Sur les demandes au titre de l’article 700 du code de procédure civile et les dépens
L’ordonnance attaquée est infirmée en toutes ses dispositions sauf celles relatives aux demandes au titre l’article 700 du code de procédure civile et aux dépens qui sont confirmées.
En cause d’appel, les demandes de l’appelant et de l’intimée au titre de l’article 700 du code de procédure civile sont rejetées, aucune considération d’équité ne permettant d’y faire droit.
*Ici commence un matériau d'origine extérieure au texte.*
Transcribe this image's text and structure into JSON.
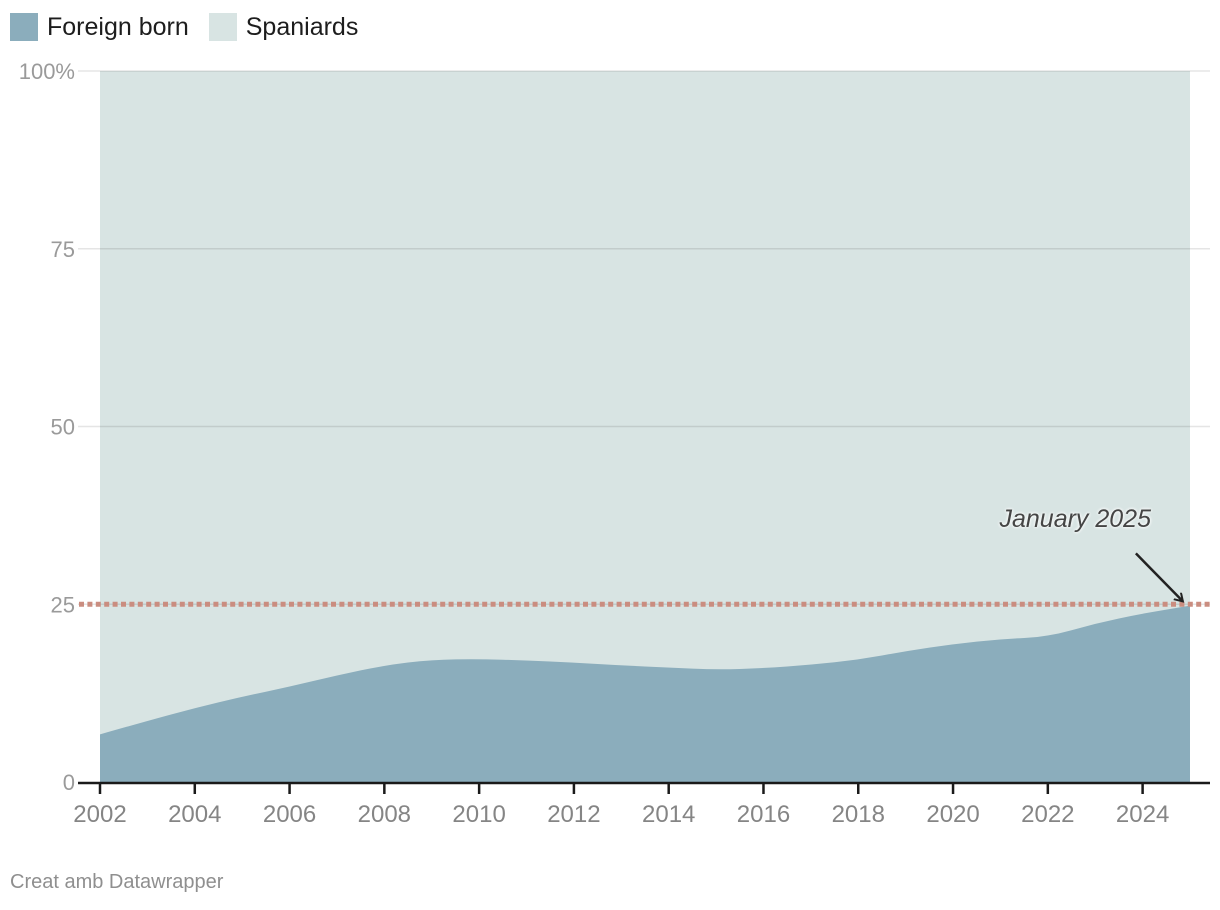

L’association succombant en cause d’appel, elle supportera les dépens d’appel.
PAR CES MOTIFS
La cour, après en avoir délibéré, statuant par arrêt contradictoire, prononcé par mise à disposition au greffe,
Infirme l’ordonnance de référé rendue par le conseil de prud’hommes de Lyon le 20 avril 2025 en ses dispositions sauf celles relatives aux demandes au titre de l’article 700 du code de procédure civile et aux dépens,
Statuant à nouveau :
Condamne l’association [13] à payer à Monsieur [G] [Z] la somme provisionnelle de 6.061,17 euros,
Dit n’y avoir lieu à référé sur la demande de provision pour dommages et intérêts,
Dit n’y avoir lieu à référé sur les demandes de l’association [Adresse 14],
Déboute Monsieur [G] [Z] et l’association [13] de leurs demandes au titre de l’article 700 du code de procédure civile en cause d’appel,
Condamne l’association [Adresse 11] [Adresse 5] aux dépens d’appel.